Evaluation Methods of European Regional Policy and Reasons for Different Outcomes

Trón, Zsuzsanna
Publication date: 
JEL codes: 
F15 - Economic Integration, R58 - Regional Development Planning and Policy.
It is a very generally accepted view that financial support received from the European Union generates a large growth surplus. The potential effects of the structural funds calculated in model simulations carried out by the European Commission support these positive expectations. However empirical studies of the real effects of the funds are few and far between measuring the growth surpluses attributed to the process of catching up with richer EU economies. The aim of the present paper is to remedy this contradiction, on the following logical basis. First of all the paper examines the processes and types of evaluation that have developed in the EU; it then examines some of the lessons to be drawn concerning the methods of analysis through a closer look of case studies, model simulations and econometric analyses employed. We can state that examinations based on computable general equilibrium models and input-output analyses predict greater growth effects than studies using regression analysis. This is primarily due to the fact that while the results of the model simulations estimate an upper limit for the expected effects – the result that is to be expected if the funds are used appropriately and efficiently –, the results of the econometric analyses reflect the imperfections of real events.
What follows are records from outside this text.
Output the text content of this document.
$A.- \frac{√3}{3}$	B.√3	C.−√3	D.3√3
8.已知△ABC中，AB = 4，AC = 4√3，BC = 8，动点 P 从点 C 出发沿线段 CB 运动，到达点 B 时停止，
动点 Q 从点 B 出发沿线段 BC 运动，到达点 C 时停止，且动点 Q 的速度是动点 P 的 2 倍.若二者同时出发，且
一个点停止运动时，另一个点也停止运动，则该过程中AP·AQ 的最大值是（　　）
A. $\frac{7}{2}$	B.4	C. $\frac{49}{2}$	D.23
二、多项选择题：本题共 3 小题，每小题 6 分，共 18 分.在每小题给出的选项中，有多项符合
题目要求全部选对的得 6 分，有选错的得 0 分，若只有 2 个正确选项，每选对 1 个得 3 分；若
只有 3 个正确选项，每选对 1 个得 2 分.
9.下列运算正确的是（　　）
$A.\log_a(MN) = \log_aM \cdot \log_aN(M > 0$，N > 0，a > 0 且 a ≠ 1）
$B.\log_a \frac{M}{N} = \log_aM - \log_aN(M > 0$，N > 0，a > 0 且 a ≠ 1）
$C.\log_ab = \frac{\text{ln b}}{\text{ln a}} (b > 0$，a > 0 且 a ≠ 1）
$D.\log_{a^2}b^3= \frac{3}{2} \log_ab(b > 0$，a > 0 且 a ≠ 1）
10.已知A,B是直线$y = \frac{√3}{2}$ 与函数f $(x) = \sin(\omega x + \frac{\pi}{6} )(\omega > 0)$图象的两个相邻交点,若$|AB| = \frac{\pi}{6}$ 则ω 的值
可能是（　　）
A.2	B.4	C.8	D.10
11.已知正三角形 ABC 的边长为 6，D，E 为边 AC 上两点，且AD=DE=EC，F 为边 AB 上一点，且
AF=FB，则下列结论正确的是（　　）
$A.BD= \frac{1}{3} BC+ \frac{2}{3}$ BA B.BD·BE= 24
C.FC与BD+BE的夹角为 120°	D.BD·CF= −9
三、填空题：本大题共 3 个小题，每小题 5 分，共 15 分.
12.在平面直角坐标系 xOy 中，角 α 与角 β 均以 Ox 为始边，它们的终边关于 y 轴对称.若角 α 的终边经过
The estimates from the first type of study are expected to be higher than the estimates of the second. The differences are not necessarily inconsistent. Rather, the various results are complementary: the potential impact can be set against the actual impact. To bridge the gap is of course the challenge of future reforms of cohesion policy. The conclusion that emerges is that the regional policy intentions are only partly realised, for various reasons, including the crowding out effect of the financial aid, rent seeking behaviour and the moral hazard of the governments involved.